Why Plato’s Quarrel Won’t Die

Plato lived when poetry and spoken rhetoric dominated public life. Today, we have films, television, social media, and algorithm-driven feeds. Yet his worries sound startlingly modern. Does watching hours of violent or tragic stories make us more callous, or at least teach us what to admire and what to scorn? Can a charismatic speaker persuade us of something false simply because they know how to push our emotional buttons?

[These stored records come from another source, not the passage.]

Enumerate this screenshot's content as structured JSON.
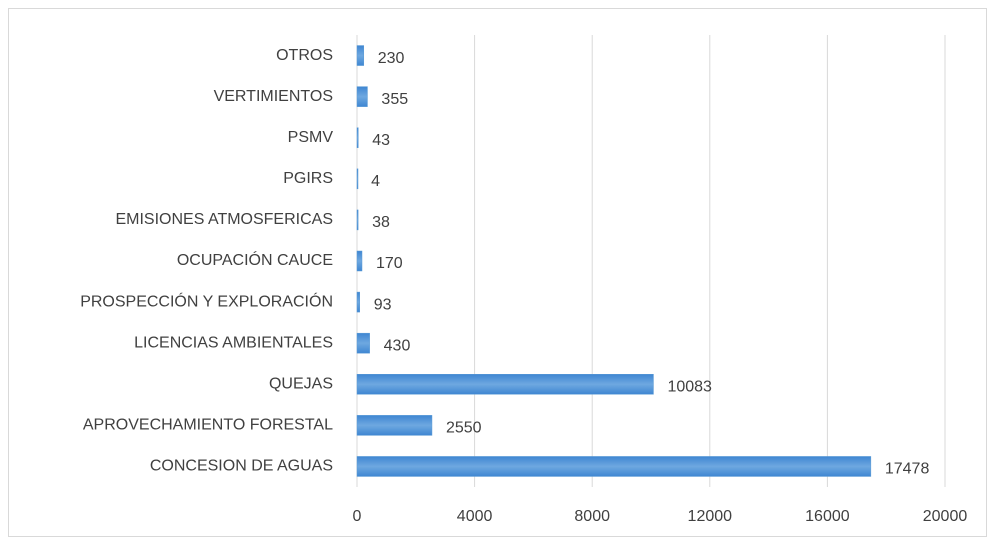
{
  "chart_data": {
    "type": "barh",
    "categories": [
      "CONCESION DE AGUAS",
      "APROVECHAMIENTO FORESTAL",
      "QUEJAS",
      "LICENCIAS AMBIENTALES",
      "PROSPECCIÓN Y EXPLORACIÓN",
      "OCUPACIÓN CAUCE",
      "EMISIONES ATMOSFERICAS",
      "PGIRS",
      "PSMV",
      "VERTIMIENTOS",
      "OTROS"
    ],
    "values": [
      17478,
      2550,
      10083,
      430,
      93,
      170,
      38,
      4,
      43,
      355,
      230
    ],
    "color": "#5b9bd5",
    "xlim": [
      0,
      20000
    ],
    "xticks": [
      0,
      4000,
      8000,
      12000,
      16000,
      20000
    ],
    "grid": true
  }
}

Plato’s core claim is that beautiful words and images do not just entertain — they secretly train our desires, our habits of feeling, and our picture of reality.
He was the first philosopher to argue, in a sustained way, that aesthetics cannot be separated from ethics. Enjoying the suffering of a fictional character, he thought, feeds the part of us that might later enjoy real suffering or at least fail to resist it. That idea has been disputed for centuries, but it has never gone away. Just as the magnetized chain linked god to poet to audience, Plato saw an invisible line linking storyteller to listener — and he wanted us to ask, every time, what that story is doing to our souls.
Think about it
- If a movie makes you root for a villain, does that change how you feel about right and wrong in everyday life?
- Should a society ever limit what art can show, to protect people’s character? Who gets to decide?
- Can you be persuaded of something completely false just because the speaker is charming or confident? How would you know?